Ese plano general sostenido como final es (además de “una marca registrada de la directora” ya en Ostende), la huella del observacionalismo que sostiene toda la puesta en escena. Como prescribe el manual del cineasta contemporáneo, el único pecado es juzgar. Pero ciertamente no es lo mismo la distancia impuesta por The Look of Silence (con su insoportable tensión brechtiana en un mundo de valores invertidos), que el de La mujer de los perros (que no nos pide compromiso alguno con su criatura, ni siquiera cuando cae). Se trata, en última instancia, de la distancia inconmensurable entre el documental y la ficción, que el cine contemporáneo juega a saltar. Pero no es ya el juego discreto del cine moderno, que asume la condición documental sin vampirizarla (como Sin techo ni ley, o –para no ir tan lejos ni hace tiempo– Mauro), sino todo lo contrario: se trata de construir objetos híbridos que sean consumidos como ficción sin hacerse cargo de las demandas de lo real.

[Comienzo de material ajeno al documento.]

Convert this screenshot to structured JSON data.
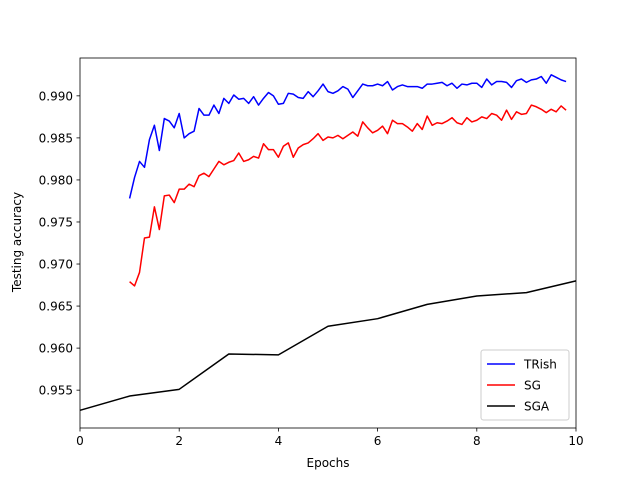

Pero tampoco en ese sentido se trata de que la apuesta de La mujer de los perros sea novedosa: como explicita Diego Lerer, se trata de una “especie de versión homeless y femenina del personaje de La libertad, el ya clásico de Lisandro Alonso”. Es decir, un modelo que ha dejado ya una vasta progenie, lejana de esa pretendida ingenuidad inicial.
Antes de dirigir, Laura Citarella fue reconocida como la esforzada productora de Historias extraordinarias, y esa laboriosidad se nota en cada detalle de La mujer de los perros. La construcción minuciosa del verosímil, la paciente espera de las estaciones, la economía en el aprovechar cada circunstancia como parte de la ficción. Se trata de un notorio dispositivo de producción, que demuestra como el cine puede ser aprendido y aplicado a la fabricación de objetos estéticos consustanciados con su Zeitgeist, más allá de sus valores estéticos. En ese sentido, discutir si La mujer de los perros es una “buena” película (o más aun, “la confirmación absoluta del talento de su directora”) tal vez no tenga mucho sentido: lo inexcusable debiera ser discutir los modos en que esos enunciados (y objetos) son comprendidos, en un momento en que hasta la provocación se ha hecho parte del sistema. Es decir, proponer una crítica cínica en el mejor sentido de la palabra.
Posdata: Por esas curiosas casualidades que no lo son tanto, buscando en internet críticas de la película encuentro un libro llamado La mujer de los perros. Se trata de una biografía de Ingrid Olderock, que supo ser una temida agente de la DINA. Era entrenadora de perros, y los había transformado en instrumento de tortura dentro de un centro de detención llamado “La Venda Sexy”. Un personaje para Roberto Bolaño o Joshua Oppenheimer, poco apto para la pureza observacional.